The saddest part in this context is that it is gutting the country of that which is most sweetly and endearingly American.

Dainty yet hardy "Welcome" mats are a big American tradition, along with floral door wreaths and American flags. When first I came here, I was charmed by the warm, friendly spirit of these domestic statements. I was not quite ready for the door wreath or the flag, but I loved the vivid and welcoming "Welcome" mats and went off to reciprocate the good spirit with a mat of my own.
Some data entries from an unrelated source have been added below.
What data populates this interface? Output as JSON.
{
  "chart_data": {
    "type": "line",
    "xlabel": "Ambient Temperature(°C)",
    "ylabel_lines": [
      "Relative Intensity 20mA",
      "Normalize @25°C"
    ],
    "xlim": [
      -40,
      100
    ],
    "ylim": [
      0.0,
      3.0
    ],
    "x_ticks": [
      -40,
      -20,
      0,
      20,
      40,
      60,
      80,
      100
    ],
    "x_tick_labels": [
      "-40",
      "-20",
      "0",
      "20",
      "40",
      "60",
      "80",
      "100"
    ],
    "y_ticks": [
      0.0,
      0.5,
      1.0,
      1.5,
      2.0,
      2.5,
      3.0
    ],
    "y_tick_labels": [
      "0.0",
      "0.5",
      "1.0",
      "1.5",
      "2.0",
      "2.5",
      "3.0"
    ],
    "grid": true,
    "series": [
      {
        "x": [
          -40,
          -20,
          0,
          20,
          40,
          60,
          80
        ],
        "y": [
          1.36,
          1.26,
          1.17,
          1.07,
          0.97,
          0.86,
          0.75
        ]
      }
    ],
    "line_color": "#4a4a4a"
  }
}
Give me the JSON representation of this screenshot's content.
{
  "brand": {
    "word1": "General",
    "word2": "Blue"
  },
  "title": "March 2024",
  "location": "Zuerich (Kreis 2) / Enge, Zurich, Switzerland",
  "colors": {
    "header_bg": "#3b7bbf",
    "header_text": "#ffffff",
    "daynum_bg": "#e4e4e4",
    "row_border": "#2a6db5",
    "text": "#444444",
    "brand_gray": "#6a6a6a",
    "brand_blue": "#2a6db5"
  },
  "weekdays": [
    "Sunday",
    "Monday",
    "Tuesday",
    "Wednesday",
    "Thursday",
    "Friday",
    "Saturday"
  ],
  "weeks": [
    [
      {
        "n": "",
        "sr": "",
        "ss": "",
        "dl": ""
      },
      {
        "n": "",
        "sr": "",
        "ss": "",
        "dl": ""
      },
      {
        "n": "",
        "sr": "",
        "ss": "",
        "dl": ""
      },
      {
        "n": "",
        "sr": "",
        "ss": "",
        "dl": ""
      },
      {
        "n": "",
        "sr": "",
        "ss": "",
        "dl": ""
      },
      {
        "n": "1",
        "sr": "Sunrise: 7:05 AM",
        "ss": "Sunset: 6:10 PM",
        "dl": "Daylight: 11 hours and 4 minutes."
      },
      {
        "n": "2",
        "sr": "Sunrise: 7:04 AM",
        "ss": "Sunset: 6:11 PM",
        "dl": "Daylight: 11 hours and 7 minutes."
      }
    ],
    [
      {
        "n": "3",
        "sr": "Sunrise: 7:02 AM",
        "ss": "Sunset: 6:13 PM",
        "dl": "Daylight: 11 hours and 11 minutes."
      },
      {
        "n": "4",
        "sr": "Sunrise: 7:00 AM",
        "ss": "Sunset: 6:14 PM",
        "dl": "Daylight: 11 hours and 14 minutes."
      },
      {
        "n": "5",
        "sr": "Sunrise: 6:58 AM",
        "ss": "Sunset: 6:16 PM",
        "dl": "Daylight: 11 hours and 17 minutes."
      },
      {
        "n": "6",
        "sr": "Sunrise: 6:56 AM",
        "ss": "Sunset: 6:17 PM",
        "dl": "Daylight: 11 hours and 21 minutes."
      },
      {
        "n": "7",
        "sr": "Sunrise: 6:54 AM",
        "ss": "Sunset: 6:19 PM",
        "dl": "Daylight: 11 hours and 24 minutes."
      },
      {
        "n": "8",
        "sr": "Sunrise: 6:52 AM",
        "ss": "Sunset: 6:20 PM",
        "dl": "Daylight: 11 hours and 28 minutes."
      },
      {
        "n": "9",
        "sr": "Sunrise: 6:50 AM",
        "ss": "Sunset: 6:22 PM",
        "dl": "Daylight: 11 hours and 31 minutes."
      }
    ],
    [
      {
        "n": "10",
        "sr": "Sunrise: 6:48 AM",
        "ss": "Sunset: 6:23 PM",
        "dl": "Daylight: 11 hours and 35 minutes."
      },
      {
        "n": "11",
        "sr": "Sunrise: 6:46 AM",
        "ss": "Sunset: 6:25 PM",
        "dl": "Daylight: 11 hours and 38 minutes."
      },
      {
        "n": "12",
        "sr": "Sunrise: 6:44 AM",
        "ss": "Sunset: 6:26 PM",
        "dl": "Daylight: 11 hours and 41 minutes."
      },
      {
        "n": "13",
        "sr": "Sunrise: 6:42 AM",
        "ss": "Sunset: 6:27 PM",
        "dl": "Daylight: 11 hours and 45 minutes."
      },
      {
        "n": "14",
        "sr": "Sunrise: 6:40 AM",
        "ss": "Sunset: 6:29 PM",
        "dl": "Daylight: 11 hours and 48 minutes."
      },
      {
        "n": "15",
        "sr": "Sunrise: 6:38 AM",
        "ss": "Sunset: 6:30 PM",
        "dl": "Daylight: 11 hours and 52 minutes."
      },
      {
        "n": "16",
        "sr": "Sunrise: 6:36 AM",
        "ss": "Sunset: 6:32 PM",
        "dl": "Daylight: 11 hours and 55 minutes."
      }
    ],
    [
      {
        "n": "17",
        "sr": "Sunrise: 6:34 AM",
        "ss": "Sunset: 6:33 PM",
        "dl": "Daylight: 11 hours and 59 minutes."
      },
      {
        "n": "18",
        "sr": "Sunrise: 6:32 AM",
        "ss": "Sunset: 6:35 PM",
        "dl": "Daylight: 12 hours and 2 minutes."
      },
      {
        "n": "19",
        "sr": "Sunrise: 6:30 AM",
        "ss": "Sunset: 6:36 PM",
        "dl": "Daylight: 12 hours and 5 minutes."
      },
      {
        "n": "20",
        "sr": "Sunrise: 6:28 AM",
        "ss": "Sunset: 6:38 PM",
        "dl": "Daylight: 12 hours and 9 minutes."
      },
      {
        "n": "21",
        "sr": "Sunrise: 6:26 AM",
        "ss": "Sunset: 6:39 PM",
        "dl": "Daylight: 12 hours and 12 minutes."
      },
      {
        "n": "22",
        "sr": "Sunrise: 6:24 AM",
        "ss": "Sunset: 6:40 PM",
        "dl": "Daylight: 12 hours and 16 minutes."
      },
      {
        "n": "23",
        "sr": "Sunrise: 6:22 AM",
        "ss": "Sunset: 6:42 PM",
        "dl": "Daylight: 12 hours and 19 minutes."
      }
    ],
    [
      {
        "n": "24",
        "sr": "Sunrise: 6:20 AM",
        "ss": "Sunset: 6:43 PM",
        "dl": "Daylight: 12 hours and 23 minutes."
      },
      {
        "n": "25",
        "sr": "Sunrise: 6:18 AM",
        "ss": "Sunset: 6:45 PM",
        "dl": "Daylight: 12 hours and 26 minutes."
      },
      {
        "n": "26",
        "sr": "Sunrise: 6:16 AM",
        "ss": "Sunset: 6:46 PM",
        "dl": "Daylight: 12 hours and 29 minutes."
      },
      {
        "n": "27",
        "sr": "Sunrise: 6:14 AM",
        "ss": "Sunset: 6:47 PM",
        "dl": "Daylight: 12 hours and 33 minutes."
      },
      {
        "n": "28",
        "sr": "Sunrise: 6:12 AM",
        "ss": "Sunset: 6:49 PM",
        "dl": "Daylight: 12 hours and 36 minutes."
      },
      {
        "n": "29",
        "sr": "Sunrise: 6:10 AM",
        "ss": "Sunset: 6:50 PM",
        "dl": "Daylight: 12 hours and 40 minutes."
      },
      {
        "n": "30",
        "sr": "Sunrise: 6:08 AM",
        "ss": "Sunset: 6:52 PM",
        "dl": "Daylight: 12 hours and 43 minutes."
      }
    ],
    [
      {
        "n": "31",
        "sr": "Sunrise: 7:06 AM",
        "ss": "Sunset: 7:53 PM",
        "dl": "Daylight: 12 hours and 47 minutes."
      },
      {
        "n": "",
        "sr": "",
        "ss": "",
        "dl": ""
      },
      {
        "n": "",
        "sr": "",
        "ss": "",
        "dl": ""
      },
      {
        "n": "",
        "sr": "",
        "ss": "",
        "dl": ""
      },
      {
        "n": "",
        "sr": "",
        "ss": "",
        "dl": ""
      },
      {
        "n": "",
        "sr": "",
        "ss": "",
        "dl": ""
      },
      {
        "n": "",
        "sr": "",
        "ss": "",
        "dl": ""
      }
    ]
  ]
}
Nine years later, the apartment complex population has changed. There are fewer mature Americans here and more student sharers and foreigners. So one no longer sees these mats at every door. In fact mine is one of the last in our building. Well, it was. There are none now. A delightful American tradition is dying - perhaps in the name of fire safety but certainly not in the name of 9/11.

Tuesday, July 10, 2007

Punishments of non-smoking

For those who so kindly ask how the non-smoking is going, I will now share.
It is not good.
What is with these nicotine patches which are supposed to help?
Is there any nicotine in them? At no stage have they released me from the clutches of the cravings. All they have done is give me ugly red rashes surrounded by glue frames which are the devil to wash off. Perhaps the itching of the patch spots is supposed to distract one from the urge to smoke? One is so busy scratching one does not have a hand for a fag?
I have gone without cigarettes for five weeks now.
It is strictly one-day-at-a-time - still!
It seems to get harder rather than easier.
I am at the stage of thinking that the whole thing is just plain stupid and I should really just relax and have a cigarette. Oh, what a relief that would be.
My husband was tender and supportive for the first week or two. But I suspect that he thinks that five weeks without cigarettes means that his wife is now a non-smoker and out of the woods. To be requiring special considerations over a month later reeks of exploitation. Surely it is not logical that she is in deeper water now that she was in the first few weeks?
Well, she is. She is tired of trying. She is tired of this clawing, wrenching, draining need endlessly welling up through her body. She is tired of being gung ho about it. She is frightened of compensatory eating - which does not work, anyway. It just keeps one distracted. It does not take away the cravings. It triggers another one - for a post-snack cigarette.

Stress levels could not be greater. We are moving. Upheaval - not just now, but for a very long time. Now is the time of sorting and counting the accumulations of nine years living in the USA, writing an inventory for the insurance and shippers and getting our world ready to be packed up and freighted off to Australia. We have to defend ourselves against the prospect of Australian duty people who will want us to prove that we have owned our stuff for more than six months. Why did I not keep receipts for everything? Does anyone actually do that? What of the family stuff which my husband inherited? What of gifts? Should friends give receipts with their wedding, Christmas and birthday gifts just in case the recipient moves country?
Of course, I would be one of those people who has difficulty throwing things out. If I have a pair of jeans which proved a bit coarse on the skin, a bit tight or a bit loose, I put them away "in case". It is a guilt and remorse thing for having managed to leave a shop with something less than perfection, to have been fooled by the retailer, to have failed as a shopper....The items may grow to be years old, but they sit there pristine and loathed but relentlessly kept as an act of embarrassment offset by the eternal hope of "you never know, they may come in handy".

The recognition of this syndrome, the unraveling of the cupboards and wardrobes, is simply making me grouchy. The prospect of travel is doing much the same. There is no looking forward to anything - since there are no cigarettes in the plans.
Did I mention that this is the pits?